Twin Falls, Idaho has seen a lot of changes in its politics over the past two decades. The executive branch of the state government is composed of the Governor and six other elected officials, such as the Lieutenant Governor, Attorney General, Comptroller, Secretary of State, Superintendent of Public Instruction and Treasurer. These officers are elected for four-year terms with no limit. The bicameral legislature is made up of a Senate and a House of Representatives, both of which serve two-year terms.
The justice system is administered by the Supreme Court, an appellate court, seven district courts and county trial courts. Idaho is home to several universities that offer advanced degrees, including the University of Idaho, Idaho State University (1901 in Pocatello), Boise State University (1931) and the College of Idaho (1891 in Caldwell). Northwest Nazarene College (1913 in Nampa) is also present. The state's electorate is generally economically conservative but allocations for social and educational programs are liberal and supported by both political parties.

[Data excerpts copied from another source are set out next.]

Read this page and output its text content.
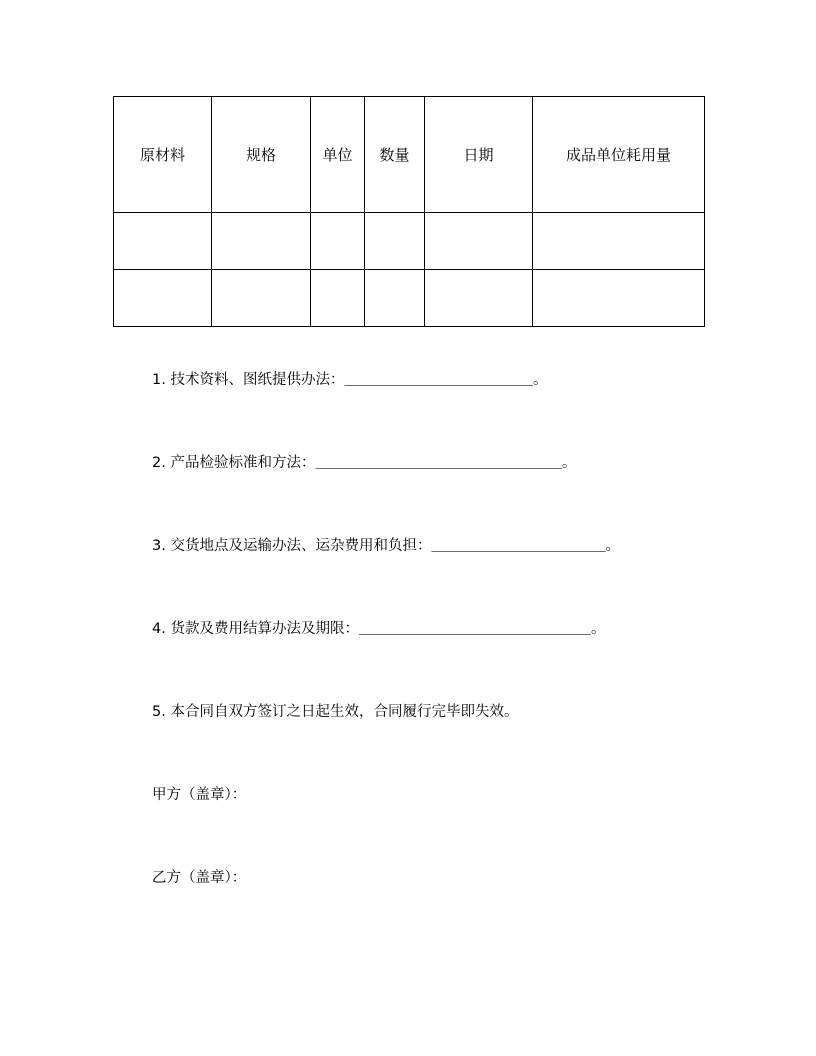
原材料	规格	单位	数量	日期	成品单位耗用量

1. 技术资料、图纸提供办法：＿＿＿＿＿＿＿＿＿＿＿＿＿。
2. 产品检验标准和方法：＿＿＿＿＿＿＿＿＿＿＿＿＿＿＿＿＿。
3. 交货地点及运输办法、运杂费用和负担：＿＿＿＿＿＿＿＿＿＿＿＿。
4. 货款及费用结算办法及期限：＿＿＿＿＿＿＿＿＿＿＿＿＿＿＿＿。
5. 本合同自双方签订之日起生效，合同履行完毕即失效。
甲方（盖章）：
乙方（盖章）：
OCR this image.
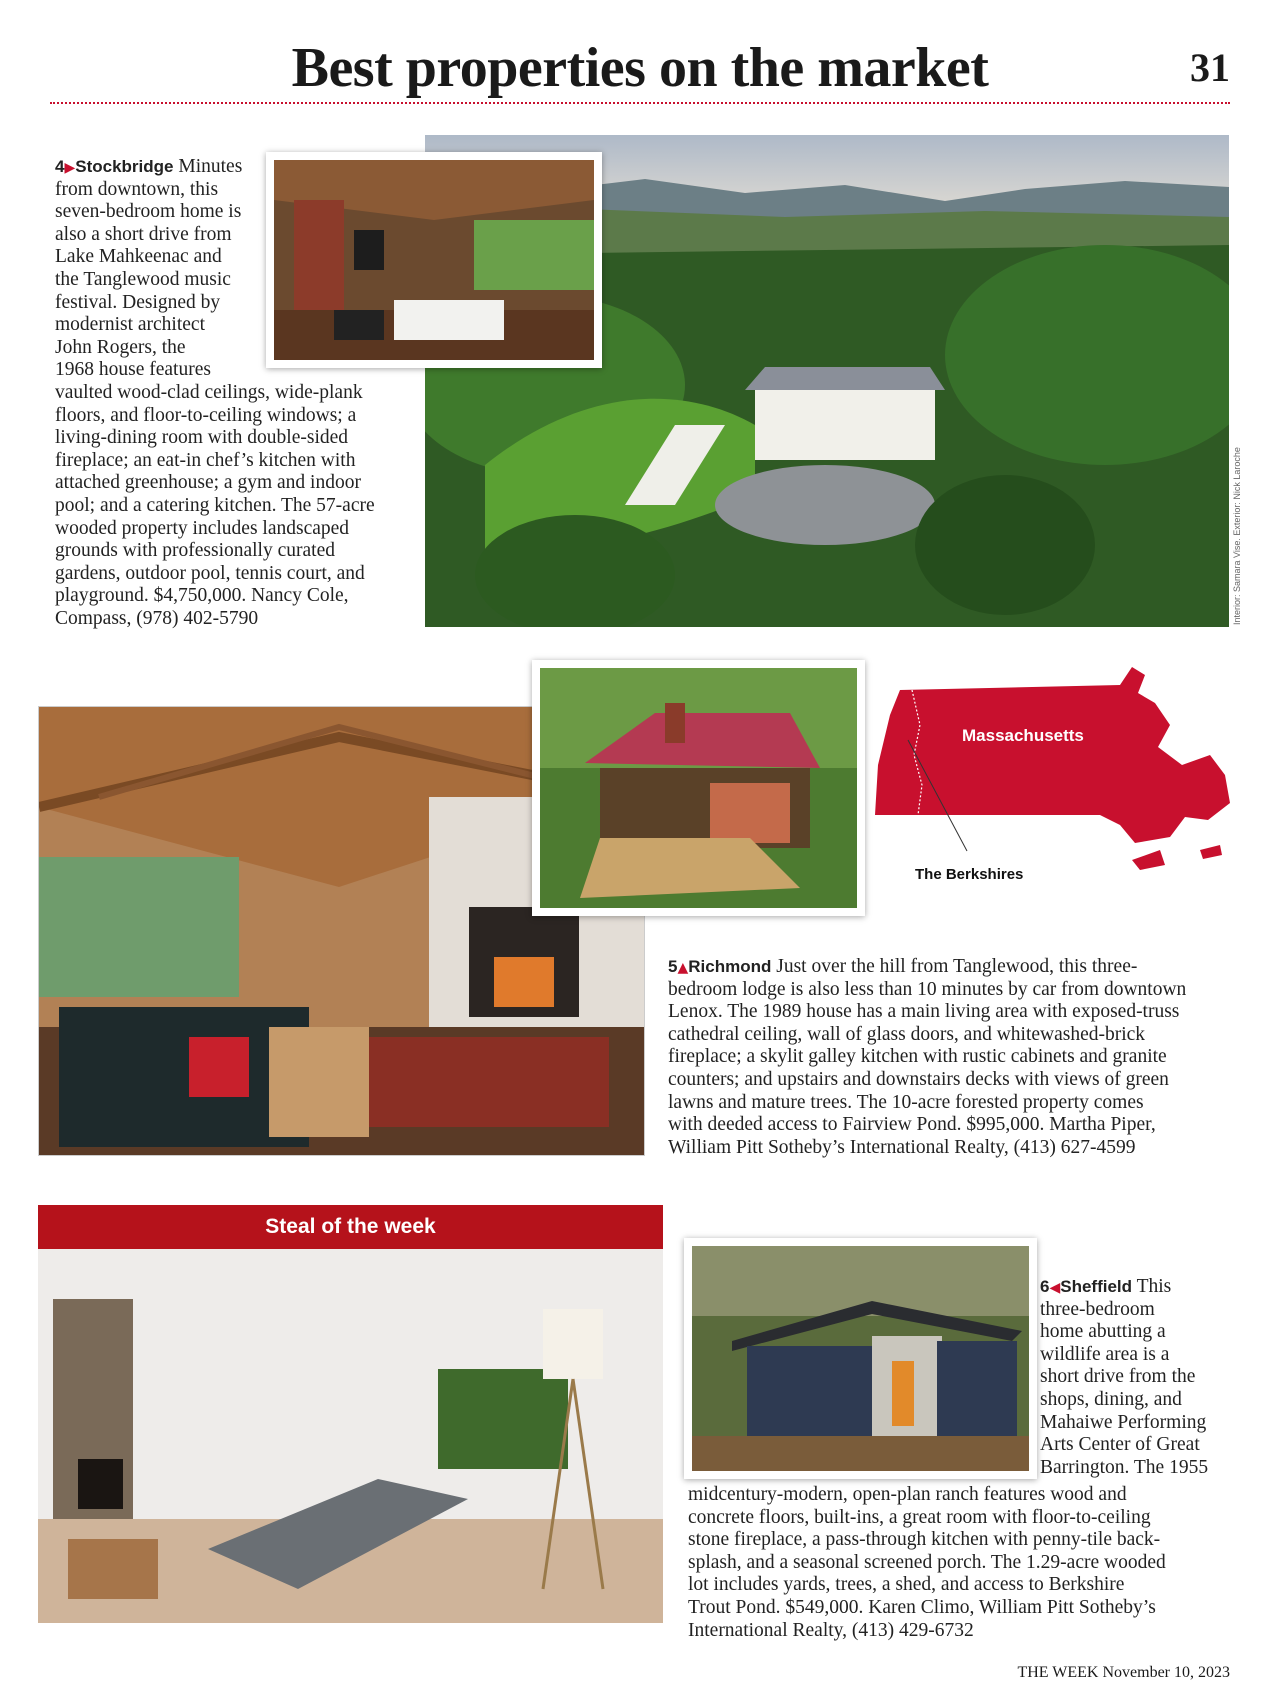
Best properties on the market	31
4▶Stockbridge Minutes
from downtown, this
seven-bedroom home is
also a short drive from
Lake Mahkeenac and
the Tanglewood music
festival. Designed by
modernist architect
John Rogers, the
1968 house features
vaulted wood-clad ceilings, wide-plank
floors, and floor-to-ceiling windows; a
living-dining room with double-sided
fireplace; an eat-in chef’s kitchen with
attached greenhouse; a gym and indoor
pool; and a catering kitchen. The 57-acre
wooded property includes landscaped
grounds with professionally curated
gardens, outdoor pool, tennis court, and
playground. $4,750,000. Nancy Cole,
Compass, (978) 402-5790	Interior: Samara Vise. Exterior: Nick Laroche
Massachusetts
The Berkshires
5▲Richmond Just over the hill from Tanglewood, this three-
bedroom lodge is also less than 10 minutes by car from downtown
Lenox. The 1989 house has a main living area with exposed-truss
cathedral ceiling, wall of glass doors, and whitewashed-brick
fireplace; a skylit galley kitchen with rustic cabinets and granite
counters; and upstairs and downstairs decks with views of green
lawns and mature trees. The 10-acre forested property comes
with deeded access to Fairview Pond. $995,000. Martha Piper,
William Pitt Sotheby’s International Realty, (413) 627-4599
Steal of the week
6◀Sheffield This
three-bedroom
home abutting a
wildlife area is a
short drive from the
shops, dining, and
Mahaiwe Performing
Arts Center of Great
Barrington. The 1955
midcentury-modern, open-plan ranch features wood and
concrete floors, built-ins, a great room with floor-to-ceiling
stone fireplace, a pass-through kitchen with penny-tile back-
splash, and a seasonal screened porch. The 1.29-acre wooded
lot includes yards, trees, a shed, and access to Berkshire
Trout Pond. $549,000. Karen Climo, William Pitt Sotheby’s
International Realty, (413) 429-6732
THE WEEK November 10, 2023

Twin Falls has become an attractive place for refugees who began to arrive in the 1980s from Cambodia and the former Yugoslavia due to the abundance of low-skilled jobs. This influx of people from different backgrounds has made it difficult to integrate into a city where 80 percent of the population is white. Matt Christensen, editor of The Times-News, said that local leaders refused to allay fear of Islam which persisted in Twin Falls. Last fall he told KTVB in Boise that Idaho is second only to Texas in the places preferred by its customers.
The city has also become home to important food processors such as Chobani Yogurt, Clif Bar and Glanbia Nutritionals, a dairy company. Over the past decade and a half, as conflict spread across North Africa and the Middle East, Twin Falls began to resettle larger numbers of dark-skinned refugees who follow an unknown religion. This influx has caused some tension among residents who fear a “Muslim takeover” of the city. Culum's request to change the city's form of government was rejected by the Twin Falls City Council.
Despite these changes, I believe that Idaho will remain a red state. I will vote for Idaho to remain a red city and I will defend its ideals as will my family who have also moved there recently. I'm 29 years old and I hope that Idaho will continue to be a place where I can start a family and succeed.